Smartwatches Need to Find Features That Fit

David Pogue
Yahoo Tech

On Sunday, CBS Sunday Morning aired my story about the current state of smartwatches.

Truth is, I generally don’t think much of them. I mean, it’s amazing that we can fit a computer into a wristwatch. But right now, it seems like it’s a technology looking for a reason to exist.

The best-known, biggest-name smartwatch so far is Samsung’s Galaxy Gear. It’s a $300 watch that requires you to own a Samsung Galaxy phone or tablet. It must be recharged every night like a phone, it isn’t waterproof, and it looks absolutely enormous on your wrist.

As I wrote in my review a few months ago, the Gear sinks under the weight of a thousand half-baked features. It has a tiny camera on the wristband, so you can get slapped or arrested for taking creepy spy pictures. It has a mike and a speaker, so you can look like a deranged person making phone calls to your hand.

I have yet to see someone in public wearing a Samsung Gear.
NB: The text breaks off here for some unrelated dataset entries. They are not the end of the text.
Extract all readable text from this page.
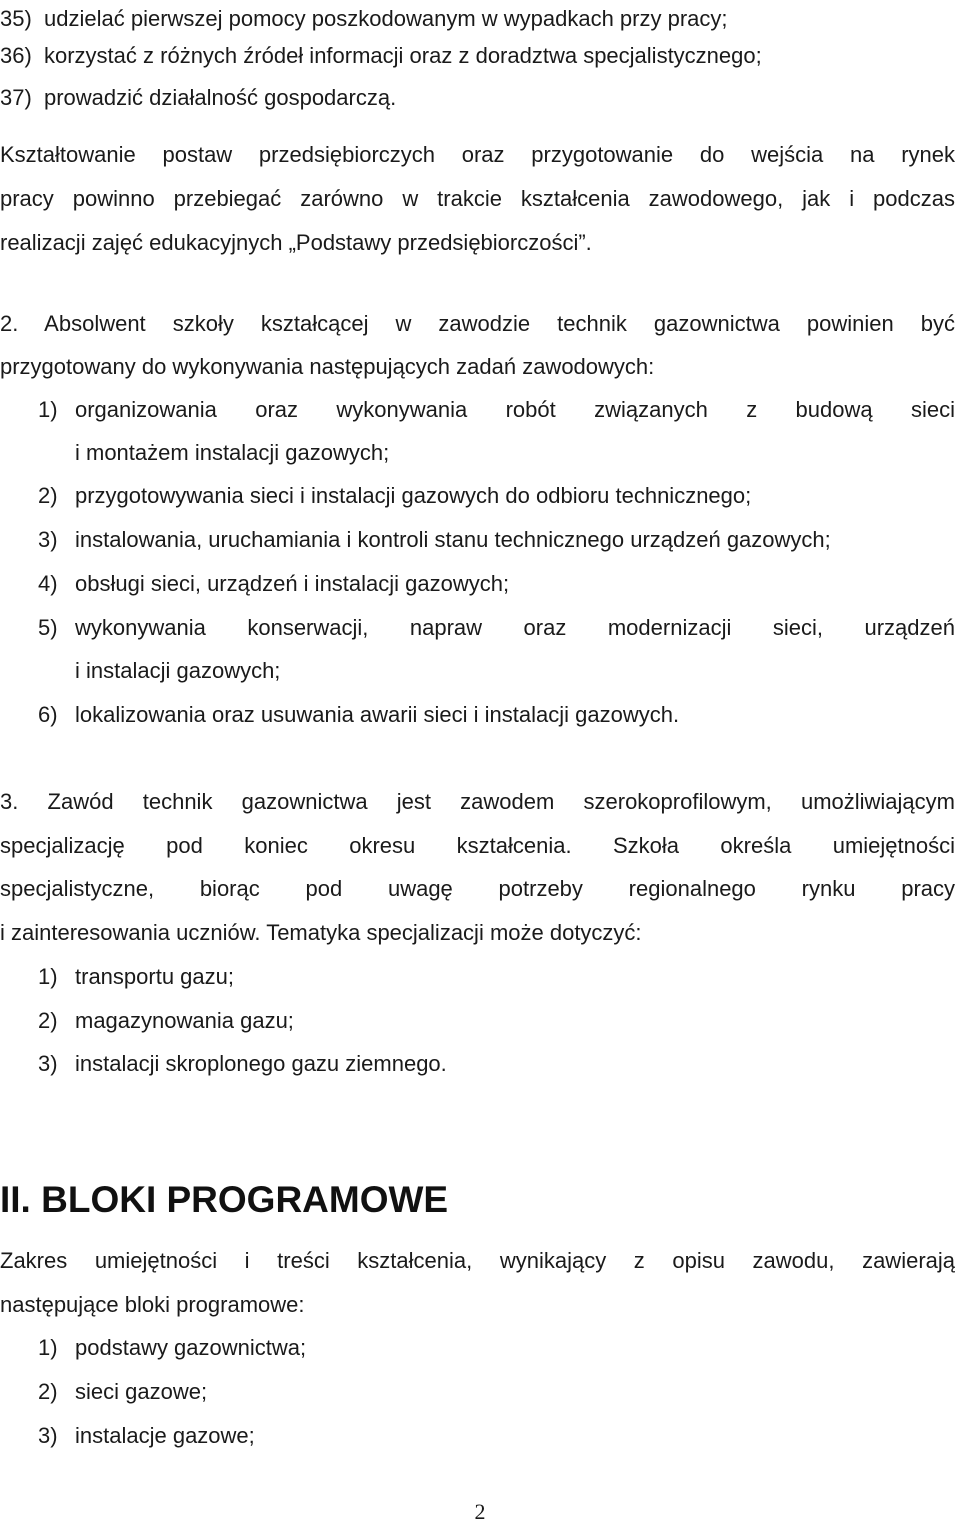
35) udzielać pierwszej pomocy poszkodowanym w wypadkach przy pracy;
36) korzystać z różnych źródeł informacji oraz z doradztwa specjalistycznego;
37) prowadzić działalność gospodarczą.
Kształtowanie postaw przedsiębiorczych oraz przygotowanie do wejścia na rynek
pracy powinno przebiegać zarówno w trakcie kształcenia zawodowego, jak i podczas
realizacji zajęć edukacyjnych „Podstawy przedsiębiorczości”.
2. Absolwent szkoły kształcącej w zawodzie technik gazownictwa powinien być
przygotowany do wykonywania następujących zadań zawodowych:
1) organizowania oraz wykonywania robót związanych z budową sieci
i montażem instalacji gazowych;
2) przygotowywania sieci i instalacji gazowych do odbioru technicznego;
3) instalowania, uruchamiania i kontroli stanu technicznego urządzeń gazowych;
4) obsługi sieci, urządzeń i instalacji gazowych;
5) wykonywania konserwacji, napraw oraz modernizacji sieci, urządzeń
i instalacji gazowych;
6) lokalizowania oraz usuwania awarii sieci i instalacji gazowych.
3. Zawód technik gazownictwa jest zawodem szerokoprofilowym, umożliwiającym
specjalizację pod koniec okresu kształcenia. Szkoła określa umiejętności
specjalistyczne, biorąc pod uwagę potrzeby regionalnego rynku pracy
i zainteresowania uczniów. Tematyka specjalizacji może dotyczyć:
1) transportu gazu;
2) magazynowania gazu;
3) instalacji skroplonego gazu ziemnego.
II. BLOKI PROGRAMOWE
Zakres umiejętności i treści kształcenia, wynikający z opisu zawodu, zawierają
następujące bloki programowe:
1) podstawy gazownictwa;
2) sieci gazowe;
3) instalacje gazowe;
2
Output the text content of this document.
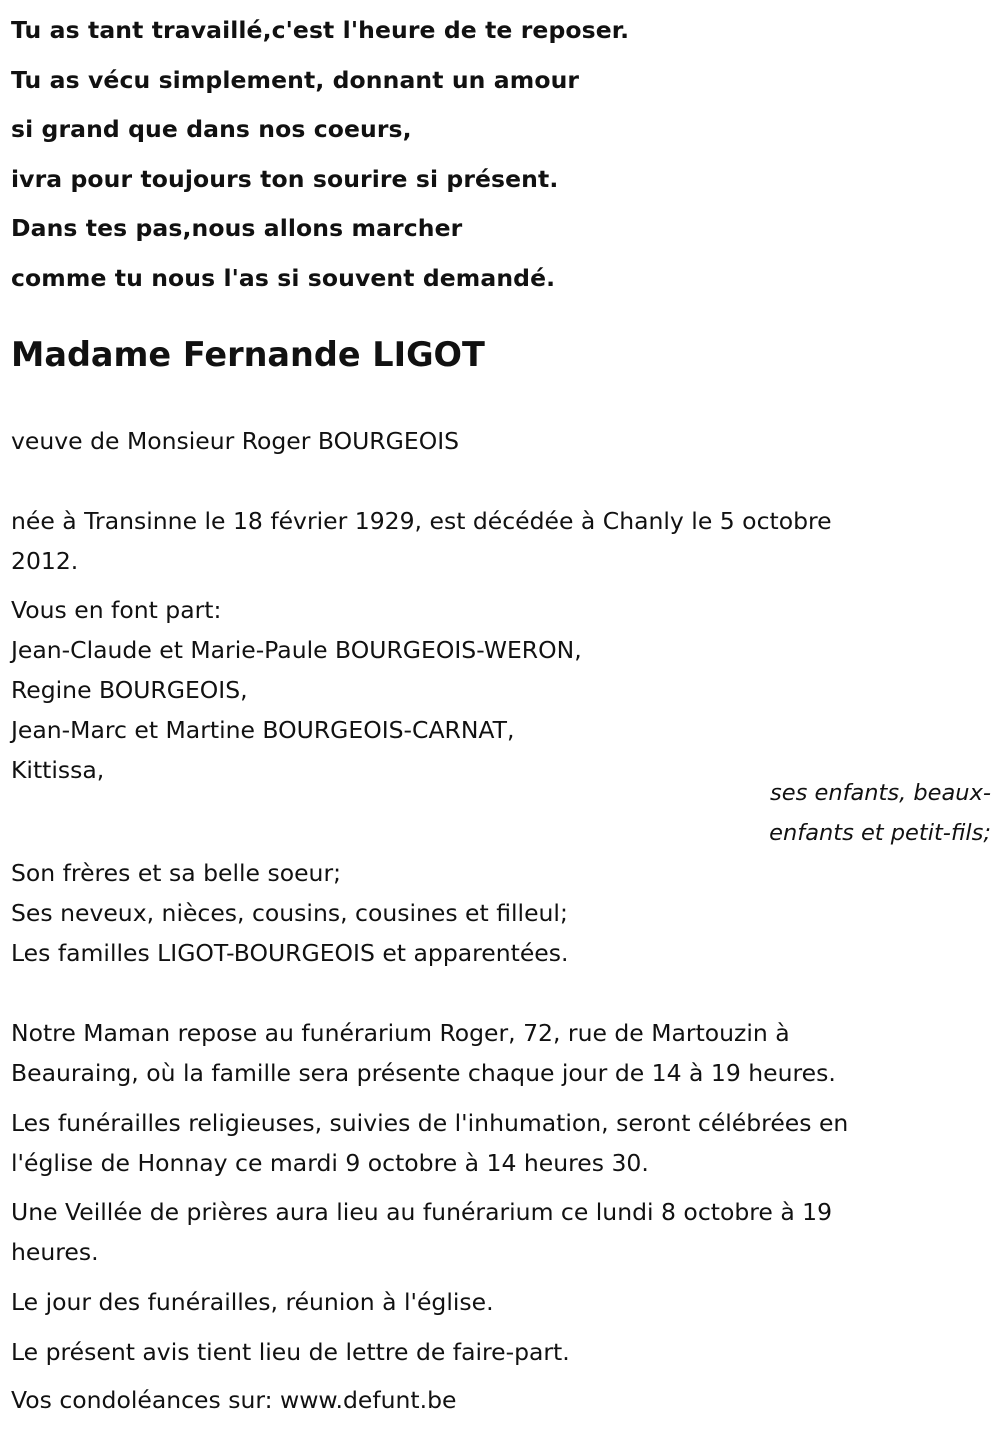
Tu as tant travaillé,c'est l'heure de te reposer.
Tu as vécu simplement, donnant un amour
si grand que dans nos coeurs,
ivra pour toujours ton sourire si présent.
Dans tes pas,nous allons marcher
comme tu nous l'as si souvent demandé.
Madame Fernande LIGOT
veuve de Monsieur Roger BOURGEOIS
née à Transinne le 18 février 1929, est décédée à Chanly le 5 octobre
2012.
Vous en font part:
Jean-Claude et Marie-Paule BOURGEOIS-WERON,
Regine BOURGEOIS,
Jean-Marc et Martine BOURGEOIS-CARNAT,
Kittissa,
ses enfants, beaux-
enfants et petit-fils;
Son frères et sa belle soeur;
Ses neveux, nièces, cousins, cousines et filleul;
Les familles LIGOT-BOURGEOIS et apparentées.
Notre Maman repose au funérarium Roger, 72, rue de Martouzin à
Beauraing, où la famille sera présente chaque jour de 14 à 19 heures.
Les funérailles religieuses, suivies de l'inhumation, seront célébrées en
l'église de Honnay ce mardi 9 octobre à 14 heures 30.
Une Veillée de prières aura lieu au funérarium ce lundi 8 octobre à 19
heures.
Le jour des funérailles, réunion à l'église.
Le présent avis tient lieu de lettre de faire-part.
Vos condoléances sur: www.defunt.be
So far, the only watches that are even remotely successful are those that do fewer things better, like the Pebble smartwatch. (Here’s my review of that one.) But it, too, reminds you that we’re only at the dawn of the smartwatch era. It has no color, no speaker, no microphone, no touchscreen.

There are some very successful (and popular) wrist electronics available today. But they’re not smartwatches; they’re fitness bands, like the Fitbit Flex and the Jawbone UP band. They’re more of a psychology product than technology. Because they track your sleep and your activity, they keep you reminded all day of just what a sedentary slug you are.

I’m guessing, then, that the smartwatches that finally catch on in a big way will be simple, easy-to-use ones with fitness tracking built in. That’s why I’m so excited about the upcoming Samsung Gear Fit, shown here; it tracks your activity and even has a heart-rate monitor built into the underside.

Apple’s rumored iWatch, too, sounds like it will have a strong fitness component, if Apple’s recent hiring spree is any indication.

Anyway, that’s where I think we are: in the earliest days of the smartwatch era. I believe we’ll get there—that the watch will make a comeback. But first we have to figure out which features we actually need on our wrists, and which are just marketing overkill.